La série La Méthode d'Edgar Morin semble être bâtie sur la hiérarchie des niveaux de contrainte, de contexte et de complexité de la théorie des contextes, du premier niveau le plus simple et le plus fondamental (Grund disait-on auparavant) de la nature inorgagnique minéral de la lithosphère (La Méthode 1. La nature de la nature) de la lithosphère sans lequel il n'y aurait pas de vie au niveau suivant plus complexe de la biosphère (La Méthode 2. La vie de la vie). Au niveau suivant encore plus dépendant et plus complexe est la sociosphère de l'association des congénères, de ceux de la même espèce. Au niveau suivant encore plus dépendant et plus complexe est la noosphère de la culture générée par les activités sociales des collègues, de ceux qui partagent la même loi (lex, legis) et le même héritage (legs). C'est la "Connaissance de la connaissance" de Morin qui a été en Californie au début des années 70 quand Wilden enseignait à San Diego et travaillait avec Bateson.

En 1972 sont parus Steps to an Ecology of Mind de Bateson et System and Structure de Wilden. Chacun de ces deux livres est un recueil d'articles parus sur une longue période en différentes situations. Pour éclaircir certaines obscurités et remédier aux lacunes, ils ont respectivement sorti Man and Nature en 1980 et The Rules are no Game en 1987. Ces deux livres couvrent un large éventail de domaines, de l'anthropologie à la zoologie.
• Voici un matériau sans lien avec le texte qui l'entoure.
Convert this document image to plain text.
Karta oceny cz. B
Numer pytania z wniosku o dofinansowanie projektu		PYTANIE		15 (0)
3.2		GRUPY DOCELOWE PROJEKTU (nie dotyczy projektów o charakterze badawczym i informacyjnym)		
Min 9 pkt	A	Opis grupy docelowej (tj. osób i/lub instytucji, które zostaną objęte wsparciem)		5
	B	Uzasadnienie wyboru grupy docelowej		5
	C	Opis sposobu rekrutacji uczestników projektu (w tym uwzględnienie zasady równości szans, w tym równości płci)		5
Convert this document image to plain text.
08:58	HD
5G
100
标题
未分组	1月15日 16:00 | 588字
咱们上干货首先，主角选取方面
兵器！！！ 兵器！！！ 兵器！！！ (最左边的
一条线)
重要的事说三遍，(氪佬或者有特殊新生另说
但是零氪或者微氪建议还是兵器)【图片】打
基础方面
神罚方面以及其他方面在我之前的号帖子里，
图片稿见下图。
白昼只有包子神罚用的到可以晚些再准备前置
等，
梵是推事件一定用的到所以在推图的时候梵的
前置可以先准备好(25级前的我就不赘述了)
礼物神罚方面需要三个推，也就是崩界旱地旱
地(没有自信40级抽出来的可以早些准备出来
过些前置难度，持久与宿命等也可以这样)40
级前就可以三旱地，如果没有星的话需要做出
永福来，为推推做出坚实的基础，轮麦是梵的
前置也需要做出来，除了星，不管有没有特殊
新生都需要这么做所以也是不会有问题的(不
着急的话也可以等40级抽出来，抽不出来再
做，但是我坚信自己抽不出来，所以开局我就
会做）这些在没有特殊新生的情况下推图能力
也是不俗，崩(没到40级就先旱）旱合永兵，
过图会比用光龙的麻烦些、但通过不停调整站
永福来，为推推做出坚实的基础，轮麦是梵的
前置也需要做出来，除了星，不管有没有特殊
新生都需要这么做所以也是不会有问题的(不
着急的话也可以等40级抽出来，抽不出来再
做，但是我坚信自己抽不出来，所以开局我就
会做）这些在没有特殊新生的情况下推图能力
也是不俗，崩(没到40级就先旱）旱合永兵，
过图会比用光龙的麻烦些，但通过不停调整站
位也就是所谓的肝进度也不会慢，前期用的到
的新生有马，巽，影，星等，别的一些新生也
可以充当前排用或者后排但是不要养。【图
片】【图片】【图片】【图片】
La calme réflexion scientifique sereine se tronque parfois en pamphlets contestataires qui aboutissent à des travaux spécifiques d’activiste, comme le montage vidéographique avec Ronda Hammer " Women in Production : The Chorus Line" des séquences de comédies musicales qui ont bâti et maintenu le racisme et le sexisme et le livre "Le Canadien imaginaire", traduction française par Yvan Simonis paru en 1979 à Québec pour le referendum sur la souveraineté du Québec en 1980, alors que la version originale anglaise "The Imaginary Canadian" est paru à Vancouver, BC, en 1980. C’est un réquisitoire contre le Canada des cartes postales qui masque une double colonisation anglaise et étatsunienne. Le lien en annexe est aussi intéressant sur la colonisation anglaise de la Nouvelle-France.

[modifier] L’homme

De lignée paternelle anglaise et de lignée maternelle anglo-normande des Balard dont une ancêtre lointaine s’est rendue célèbre sous le nom de " Jersey Lily" dans les contes et légendes du Far West, Anthony Wilden est né en 1935 en Angleterre des classes sociales encore très hiérarchisées. Le premier deuil de la famille a été son "nounours" oublié à l’école écrasée sous les bombardements aériens de Londres en 1940. L’enfant de la guerre s’est passionné pour la Royal Air Force (RAF) avec sa devise " Per Ardua ad Astra" (avec fougue jusqu’aux cieux) et a appris à survivre et se développer à travers la devise "Who dare win" (Qui ose gagne) des commandos aéroportés SAS, celle "United we conquer" (Unis, nous conquérons) des commandos de marine SBS et "Commandos apte a tout" des commandos britanniques. En 1946 à 10-11 ans, le petit garçon a été en internat de l’école anglaise secondaire des petits opprimés par des grands, des nouveaux par des anciens. Pour survivre, il a appris la tactique de guérilla promue par Sun Tzu en attaquant l’idéologie d’oppression plutôt que les oppresseurs. Le premier chapitre de "The Rules are no Game" intitulé "The Naming of the Parts and the 20th Century Wars" (pp. 3-63) est une suite de règles de conduite explicitées.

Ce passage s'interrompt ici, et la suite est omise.